As one channel partner told me, "the pace of change and destruction is off the charts... and if you haven't already been pivoting over the past three years, you are already destroyed."
The pivot to which this partner refers is the change from selling boxes to selling solutions, a shift major vendors have required of most channel partners. But, as the major vendors change their focus toward selling multitenant cloud solutions, partners must up their game even further by becoming business consultants. The next generation of communications solutions is going to integrate more tightly with workflows and applications. Several of the latest UC offerings center around platform (i.e., Cisco Spark and Avaya Zang), and these are joined by many non-traditional entrants such as Twilio, with its communications development platform, and the hundreds of WebRTC development platforms now available. We believe Microsoft will also make its Office 365 cloud easier to integrate with, using RESTful APIs, sometime in the near future.

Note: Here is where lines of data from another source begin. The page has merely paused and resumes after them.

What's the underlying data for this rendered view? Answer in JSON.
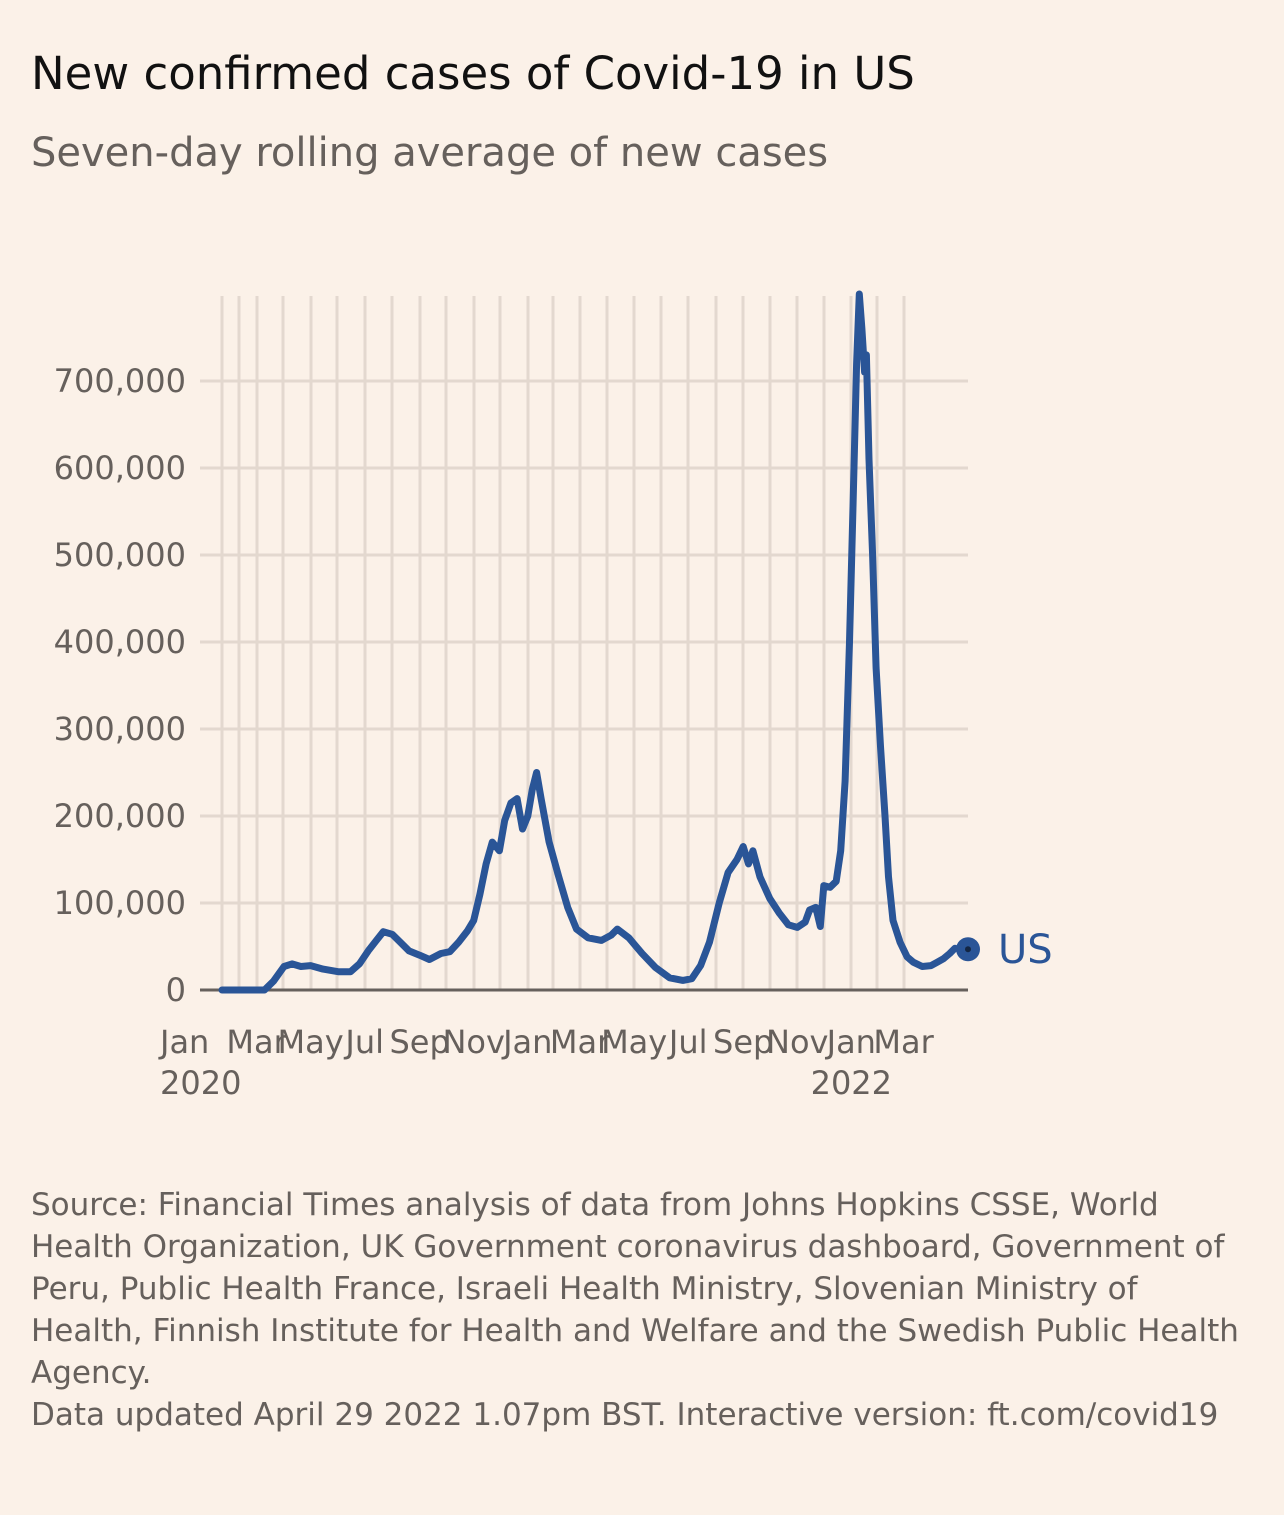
{
  "header": {
    "title": "New confirmed cases of Covid-19 in US",
    "subtitle": "Seven-day rolling average of new cases"
  },
  "footer": {
    "source": "Source: Financial Times analysis of data from Johns Hopkins CSSE, World Health Organization, UK Government coronavirus dashboard, Government of Peru, Public Health France, Israeli Health Ministry, Slovenian Ministry of Health, Finnish Institute for Health and Welfare and the Swedish Public Health Agency.",
    "updated": "Data updated April 29 2022 1.07pm BST. Interactive version: ft.com/covid19"
  },
  "colors": {
    "background": "#fbf1e8",
    "series": "#2a5597",
    "grid": "#e3d8cf",
    "axis": "#66605c"
  },
  "chart_data": {
    "type": "line",
    "title": "New confirmed cases of Covid-19 in US",
    "subtitle": "Seven-day rolling average of new cases",
    "xlabel": "",
    "ylabel": "",
    "xlim": [
      "2020-01-22",
      "2022-04-28"
    ],
    "ylim": [
      0,
      800000
    ],
    "grid": true,
    "y_ticks": [
      {
        "value": 0,
        "label": "0"
      },
      {
        "value": 100000,
        "label": "100,000"
      },
      {
        "value": 200000,
        "label": "200,000"
      },
      {
        "value": 300000,
        "label": "300,000"
      },
      {
        "value": 400000,
        "label": "400,000"
      },
      {
        "value": 500000,
        "label": "500,000"
      },
      {
        "value": 600000,
        "label": "600,000"
      },
      {
        "value": 700000,
        "label": "700,000"
      }
    ],
    "x_ticks": [
      {
        "date": "2020-01-22",
        "label": "Jan",
        "sublabel": "2020"
      },
      {
        "date": "2020-03-01",
        "label": "Mar"
      },
      {
        "date": "2020-05-01",
        "label": "May"
      },
      {
        "date": "2020-07-01",
        "label": "Jul"
      },
      {
        "date": "2020-09-01",
        "label": "Sep"
      },
      {
        "date": "2020-11-01",
        "label": "Nov"
      },
      {
        "date": "2021-01-01",
        "label": "Jan"
      },
      {
        "date": "2021-03-01",
        "label": "Mar"
      },
      {
        "date": "2021-05-01",
        "label": "May"
      },
      {
        "date": "2021-07-01",
        "label": "Jul"
      },
      {
        "date": "2021-09-01",
        "label": "Sep"
      },
      {
        "date": "2021-11-01",
        "label": "Nov"
      },
      {
        "date": "2022-01-01",
        "label": "Jan",
        "sublabel": "2022"
      },
      {
        "date": "2022-03-01",
        "label": "Mar"
      }
    ],
    "series": [
      {
        "name": "US",
        "label": "US",
        "end_marker": true,
        "points": [
          [
            "2020-01-22",
            0
          ],
          [
            "2020-03-10",
            0
          ],
          [
            "2020-03-20",
            10000
          ],
          [
            "2020-04-01",
            27000
          ],
          [
            "2020-04-10",
            30000
          ],
          [
            "2020-04-20",
            27000
          ],
          [
            "2020-05-01",
            28000
          ],
          [
            "2020-05-15",
            24000
          ],
          [
            "2020-06-01",
            21000
          ],
          [
            "2020-06-15",
            21000
          ],
          [
            "2020-06-25",
            30000
          ],
          [
            "2020-07-05",
            45000
          ],
          [
            "2020-07-15",
            58000
          ],
          [
            "2020-07-22",
            67000
          ],
          [
            "2020-08-01",
            64000
          ],
          [
            "2020-08-10",
            55000
          ],
          [
            "2020-08-20",
            45000
          ],
          [
            "2020-09-01",
            40000
          ],
          [
            "2020-09-12",
            35000
          ],
          [
            "2020-09-25",
            42000
          ],
          [
            "2020-10-05",
            44000
          ],
          [
            "2020-10-15",
            55000
          ],
          [
            "2020-10-25",
            68000
          ],
          [
            "2020-11-01",
            80000
          ],
          [
            "2020-11-08",
            110000
          ],
          [
            "2020-11-15",
            145000
          ],
          [
            "2020-11-22",
            170000
          ],
          [
            "2020-11-30",
            160000
          ],
          [
            "2020-12-06",
            195000
          ],
          [
            "2020-12-13",
            215000
          ],
          [
            "2020-12-20",
            220000
          ],
          [
            "2020-12-26",
            185000
          ],
          [
            "2021-01-01",
            200000
          ],
          [
            "2021-01-06",
            230000
          ],
          [
            "2021-01-11",
            250000
          ],
          [
            "2021-01-16",
            220000
          ],
          [
            "2021-01-25",
            170000
          ],
          [
            "2021-02-05",
            130000
          ],
          [
            "2021-02-15",
            95000
          ],
          [
            "2021-02-25",
            70000
          ],
          [
            "2021-03-10",
            60000
          ],
          [
            "2021-03-25",
            57000
          ],
          [
            "2021-04-05",
            63000
          ],
          [
            "2021-04-12",
            70000
          ],
          [
            "2021-04-25",
            60000
          ],
          [
            "2021-05-10",
            42000
          ],
          [
            "2021-05-25",
            26000
          ],
          [
            "2021-06-10",
            14000
          ],
          [
            "2021-06-25",
            11000
          ],
          [
            "2021-07-05",
            13000
          ],
          [
            "2021-07-15",
            28000
          ],
          [
            "2021-07-25",
            55000
          ],
          [
            "2021-08-05",
            100000
          ],
          [
            "2021-08-15",
            135000
          ],
          [
            "2021-08-25",
            150000
          ],
          [
            "2021-09-01",
            165000
          ],
          [
            "2021-09-07",
            145000
          ],
          [
            "2021-09-12",
            160000
          ],
          [
            "2021-09-20",
            130000
          ],
          [
            "2021-10-01",
            105000
          ],
          [
            "2021-10-12",
            88000
          ],
          [
            "2021-10-22",
            75000
          ],
          [
            "2021-11-01",
            72000
          ],
          [
            "2021-11-10",
            78000
          ],
          [
            "2021-11-15",
            92000
          ],
          [
            "2021-11-22",
            95000
          ],
          [
            "2021-11-27",
            73000
          ],
          [
            "2021-12-01",
            120000
          ],
          [
            "2021-12-08",
            118000
          ],
          [
            "2021-12-15",
            125000
          ],
          [
            "2021-12-20",
            160000
          ],
          [
            "2021-12-25",
            240000
          ],
          [
            "2021-12-30",
            400000
          ],
          [
            "2022-01-03",
            560000
          ],
          [
            "2022-01-07",
            720000
          ],
          [
            "2022-01-10",
            805000
          ],
          [
            "2022-01-13",
            760000
          ],
          [
            "2022-01-16",
            710000
          ],
          [
            "2022-01-18",
            730000
          ],
          [
            "2022-01-21",
            610000
          ],
          [
            "2022-01-25",
            500000
          ],
          [
            "2022-01-29",
            370000
          ],
          [
            "2022-02-03",
            280000
          ],
          [
            "2022-02-08",
            200000
          ],
          [
            "2022-02-12",
            130000
          ],
          [
            "2022-02-17",
            80000
          ],
          [
            "2022-02-25",
            55000
          ],
          [
            "2022-03-05",
            38000
          ],
          [
            "2022-03-12",
            32000
          ],
          [
            "2022-03-22",
            27000
          ],
          [
            "2022-04-01",
            28000
          ],
          [
            "2022-04-08",
            32000
          ],
          [
            "2022-04-15",
            36000
          ],
          [
            "2022-04-22",
            42000
          ],
          [
            "2022-04-28",
            48000
          ]
        ]
      }
    ]
  }
}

Public cloud communications have the potential to squeeze channel partners because they eliminate either in full or in part traditional revenue streams. The following table shows a list of some typical services provided by channel partners. Many, but not all, are adversely impacted by public cloud communications services.

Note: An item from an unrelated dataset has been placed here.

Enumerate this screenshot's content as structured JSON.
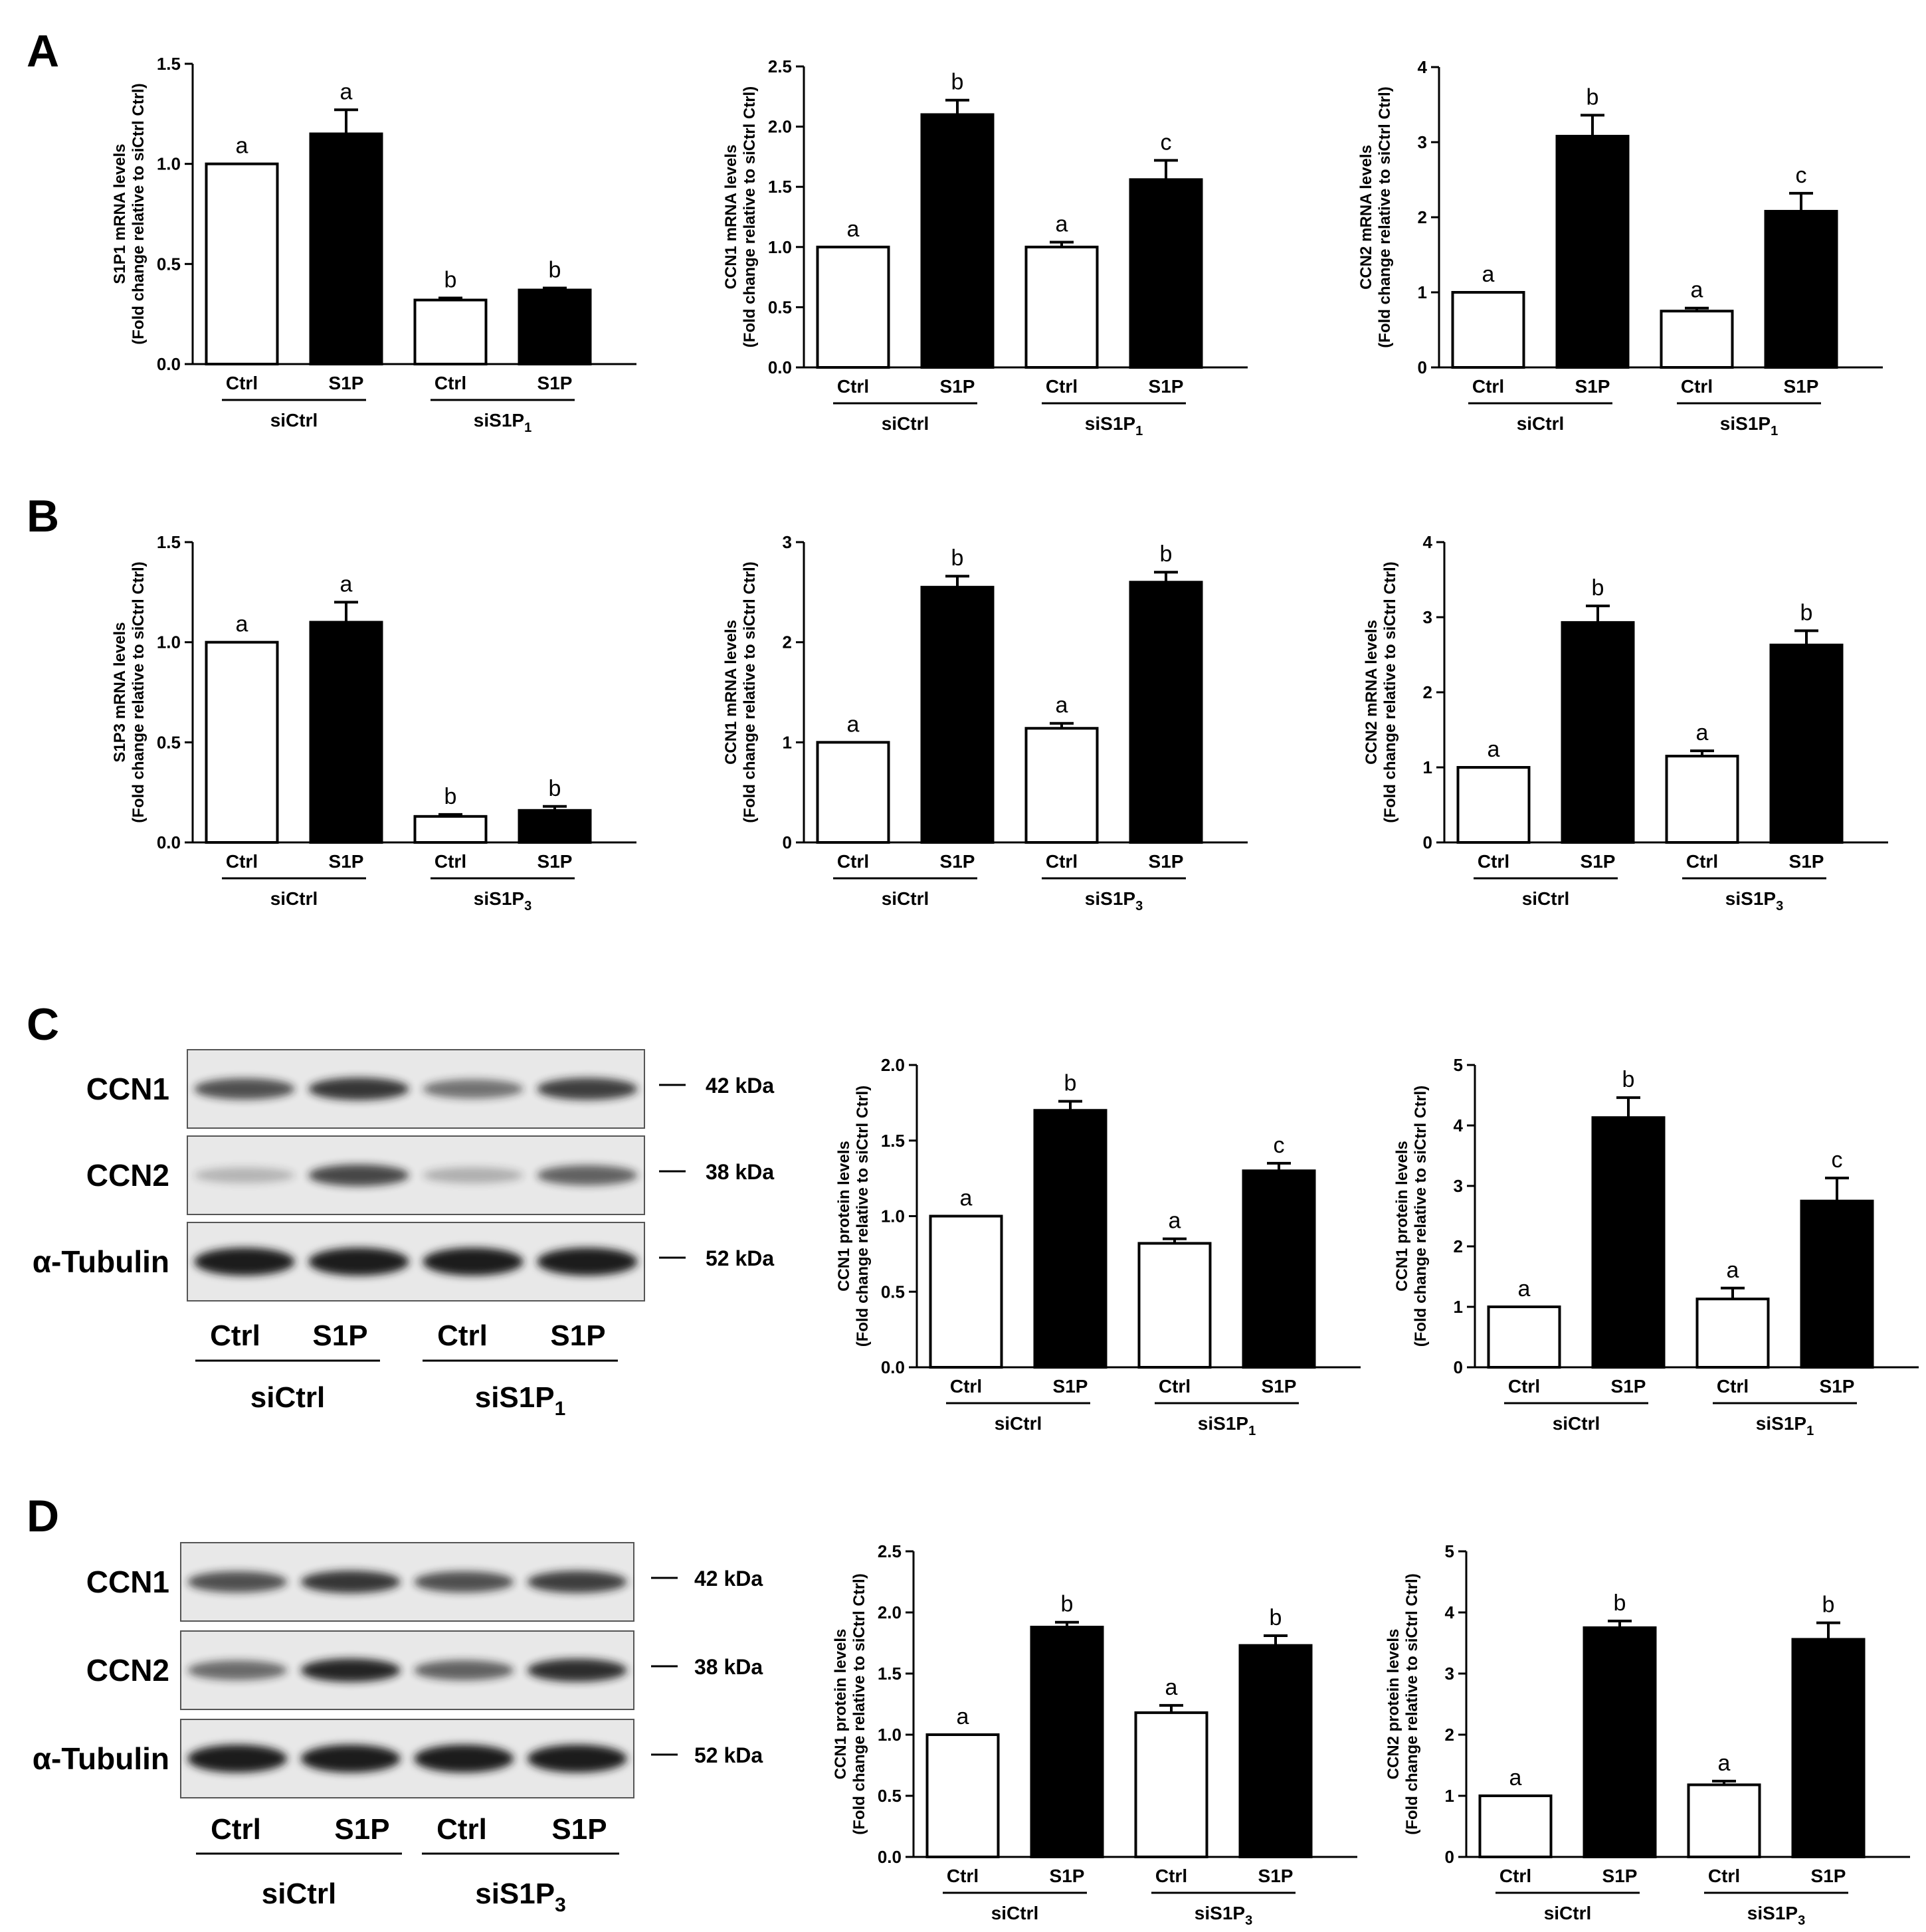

|Service||Discussion||Net Partner Revenue Impact|
|Hardware Sales||In a cloud-based world, the hardware left to sell is the endpoints, phones, and video units. Phones comprise a large portion of the channel sale, but partners tell me this is slowly shrinking. Sales of video units, however, are still increasing. Networking equipment, including session border controllers, is still required.||Slightly negative|
|Software Licensing||With cloud, licensing changes from perpetual to subscription. Software maintenance disappears, subsumed by the cloud subscription.||A big negative as compared to an on-prem or managed services sale|
|Design Services||Resellers report that there will still be need for design services even if a company moves its communications to the cloud. One reseller I spoke to indicates design is even higher now.||Neutral to slightly positive|
|Installation Services||Channel partners may still see opportunities for installation services, but these will be relegated to the endpoints as opposed to standing up the entire solution, including servers.||Big negative|
|On-boarding||On-boarding is still important; however, the vendors are trying to make a lot of the on-boarding process self-service. However, customers moving to a public cloud are already looking to outsource, and resellers can still make margin on on-boarding services.||Slightly positive|
|Operations||Some partners have made good money operating solutions for customers. In a cloud-based world this goes away. But, even as some companies move to public cloud, some resellers report overall managed services are growing.||Negative if the reseller has no managed services. Otherwise, positive, at least for now|
|MACDs, Break/Fix||The need for moves, adds, changes, and deletes will not disappear; however, with cloud-based self-service, end users will undertake MACDs more and more often by themselves. Break/fix will vary. If the fix involves a phone, a six-figure employee may get involved in the absence of a contracted partner. With video endpoints, a partner will likely be called upon.||Slightly negative|
|Transformation Services||Partners that can help a business improve its top or bottom line or some of its processes stand to see significant revenue. Some resellers are not seeing a lot of demand for transformation services as this is still at the infancy stage. However, one large reseller I spoke with sees huge upside here.||Positive to very positive|
Large channel partners have already been pivoting toward selling business transformation as opposed to phone or communication or collaboration solutions. But smaller partners whose main businesses have been selling boxes, licenses, install, and break/fix services will likely find themselves squeezed in this transition.